I have a CSV of ~2000 URLs that, when queried, do a 301 or 302 redirect, and I'm trying to figure out if OpenRefine is able to export to a new column the destination url that it retrieves HTML from when I fetch the html from it (or some other way).
e.g.
https://www-istp.gsfc.nasa.gov/stargaze/Ssolsys.htm
redirects to
https://pwg.gsfc.nasa.gov/stargaze/Ssolsys.htm
And I know that from clicking the link in my browser of choice. I've found a few answers suggesting that this can be done in various coding languages, but nothing so far suggesting how to do so in OpenRefine, even though I'm like 80% sure that it can be.
Does anyone out there know what I might be able to do to make this happen?
In OpenRefine you can write expressions in GREL, Jython (Java Implementation of Python 2) and Clojure. As far as I know GREL does not support analyzing the target of a redirection URL, so I would use Python for that.

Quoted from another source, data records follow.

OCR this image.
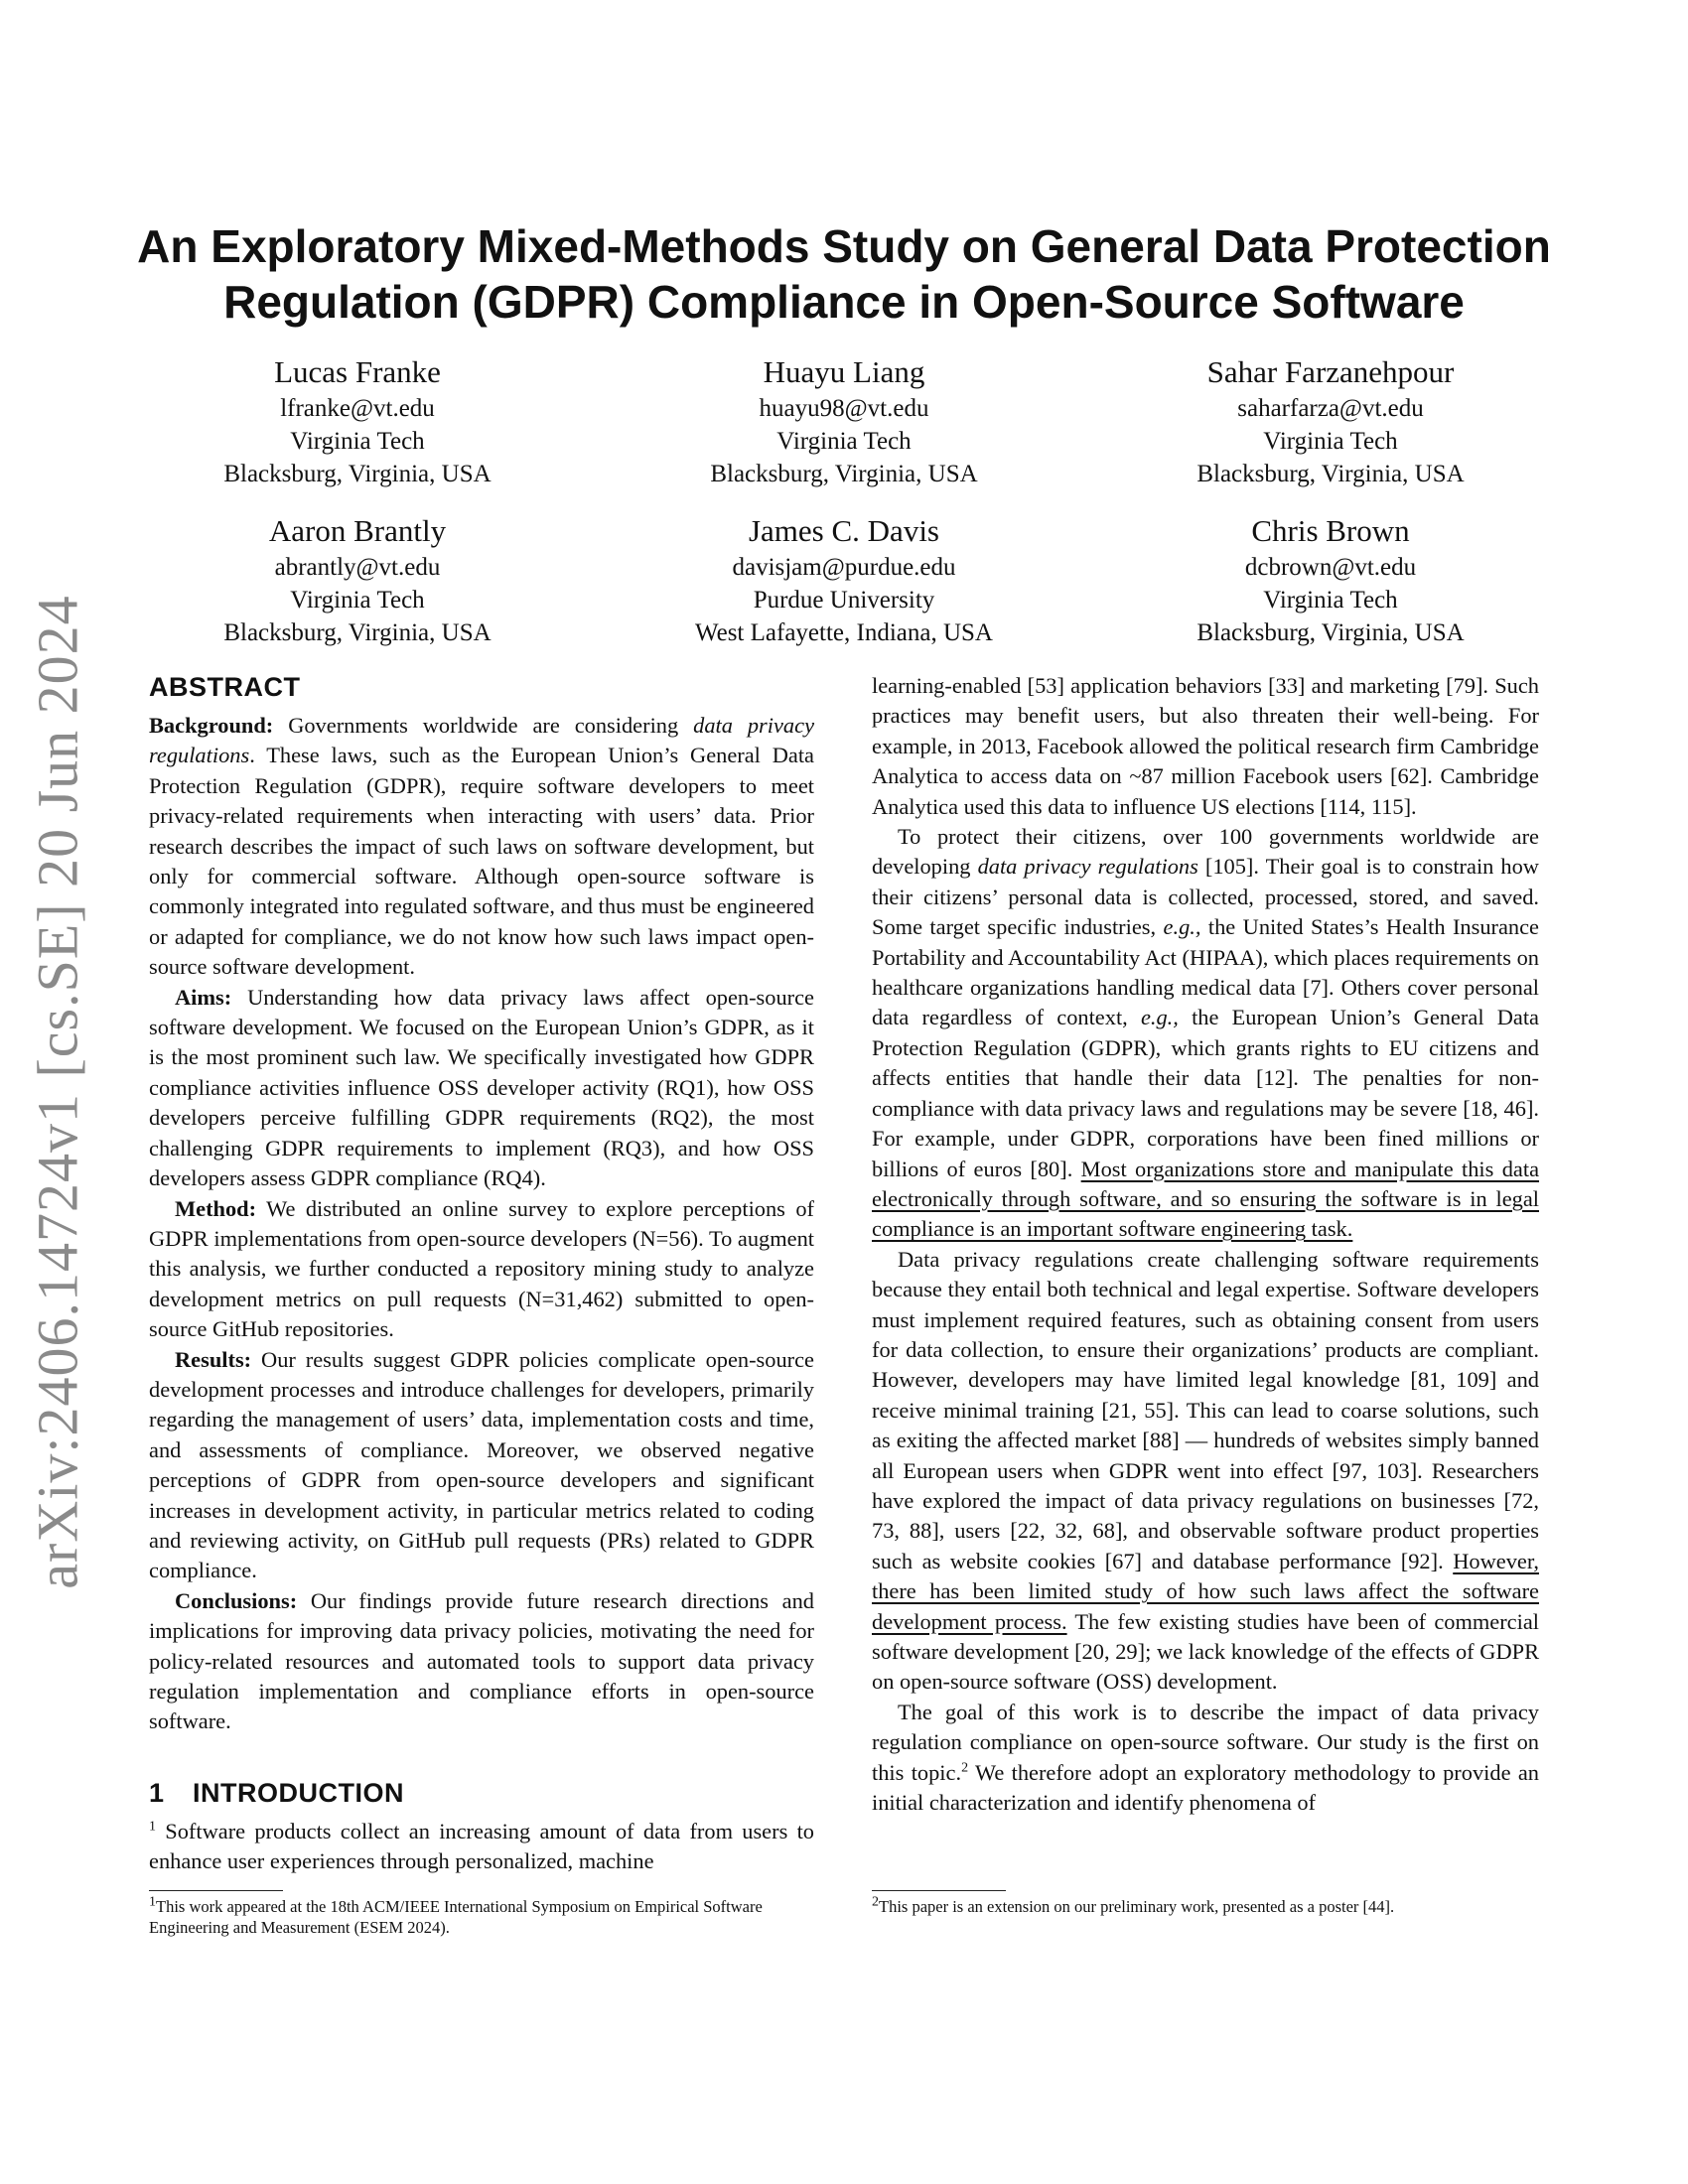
arXiv:2406.14724v1 [cs.SE] 20 Jun 2024
An Exploratory Mixed-Methods Study on General Data Protection
Regulation (GDPR) Compliance in Open-Source Software
Lucas Franke
lfranke@vt.edu
Virginia Tech
Blacksburg, Virginia, USA
Huayu Liang
huayu98@vt.edu
Virginia Tech
Blacksburg, Virginia, USA
Sahar Farzanehpour
saharfarza@vt.edu
Virginia Tech
Blacksburg, Virginia, USA
Aaron Brantly
abrantly@vt.edu
Virginia Tech
Blacksburg, Virginia, USA
James C. Davis
davisjam@purdue.edu
Purdue University
West Lafayette, Indiana, USA
Chris Brown
dcbrown@vt.edu
Virginia Tech
Blacksburg, Virginia, USA
ABSTRACT

Background: Governments worldwide are considering data privacy regulations. These laws, such as the European Union’s General Data Protection Regulation (GDPR), require software developers to meet privacy-related requirements when interacting with users’ data. Prior research describes the impact of such laws on software development, but only for commercial software. Although open-source software is commonly integrated into regulated software, and thus must be engineered or adapted for compliance, we do not know how such laws impact open-source software development.

Aims: Understanding how data privacy laws affect open-source software development. We focused on the European Union’s GDPR, as it is the most prominent such law. We specifically investigated how GDPR compliance activities influence OSS developer activity (RQ1), how OSS developers perceive fulfilling GDPR requirements (RQ2), the most challenging GDPR requirements to implement (RQ3), and how OSS developers assess GDPR compliance (RQ4).

Method: We distributed an online survey to explore perceptions of GDPR implementations from open-source developers (N=56). To augment this analysis, we further conducted a repository mining study to analyze development metrics on pull requests (N=31,462) submitted to open-source GitHub repositories.

Results: Our results suggest GDPR policies complicate open-source development processes and introduce challenges for developers, primarily regarding the management of users’ data, implementation costs and time, and assessments of compliance. Moreover, we observed negative perceptions of GDPR from open-source developers and significant increases in development activity, in particular metrics related to coding and reviewing activity, on GitHub pull requests (PRs) related to GDPR compliance.

Conclusions: Our findings provide future research directions and implications for improving data privacy policies, motivating the need for policy-related resources and automated tools to support data privacy regulation implementation and compliance efforts in open-source software.

1 INTRODUCTION

$^1$ Software products collect an increasing amount of data from users to enhance user experiences through personalized, machine

$^1$This work appeared at the 18th ACM/IEEE International Symposium on Empirical Software Engineering and Measurement (ESEM 2024).

learning-enabled [53] application behaviors [33] and marketing [79]. Such practices may benefit users, but also threaten their well-being. For example, in 2013, Facebook allowed the political research firm Cambridge Analytica to access data on ~87 million Facebook users [62]. Cambridge Analytica used this data to influence US elections [114, 115].

To protect their citizens, over 100 governments worldwide are developing data privacy regulations [105]. Their goal is to constrain how their citizens’ personal data is collected, processed, stored, and saved. Some target specific industries, e.g., the United States’s Health Insurance Portability and Accountability Act (HIPAA), which places requirements on healthcare organizations handling medical data [7]. Others cover personal data regardless of context, e.g., the European Union’s General Data Protection Regulation (GDPR), which grants rights to EU citizens and affects entities that handle their data [12]. The penalties for non-compliance with data privacy laws and regulations may be severe [18, 46]. For example, under GDPR, corporations have been fined millions or billions of euros [80]. Most organizations store and manipulate this data electronically through software, and so ensuring the software is in legal compliance is an important software engineering task.

Data privacy regulations create challenging software requirements because they entail both technical and legal expertise. Software developers must implement required features, such as obtaining consent from users for data collection, to ensure their organizations’ products are compliant. However, developers may have limited legal knowledge [81, 109] and receive minimal training [21, 55]. This can lead to coarse solutions, such as exiting the affected market [88] — hundreds of websites simply banned all European users when GDPR went into effect [97, 103]. Researchers have explored the impact of data privacy regulations on businesses [72, 73, 88], users [22, 32, 68], and observable software product properties such as website cookies [67] and database performance [92]. However, there has been limited study of how such laws affect the software development process. The few existing studies have been of commercial software development [20, 29]; we lack knowledge of the effects of GDPR on open-source software (OSS) development.

The goal of this work is to describe the impact of data privacy regulation compliance on open-source software. Our study is the first on this topic.$^2$ We therefore adopt an exploratory methodology to provide an initial characterization and identify phenomena of

$^2$This paper is an extension on our preliminary work, presented as a poster [44].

In your OpenRefine Project go to your column containing the urls and use "Edit column" > "Add column based on this column..."
In the corresponding dialog window (see Screenshot below) you change the expression language to "Python / Jython" and use the following code snippet to retrieve the "real" URL of the request.
import urllib2
response = urllib2.urlopen(value)
return response.geturl()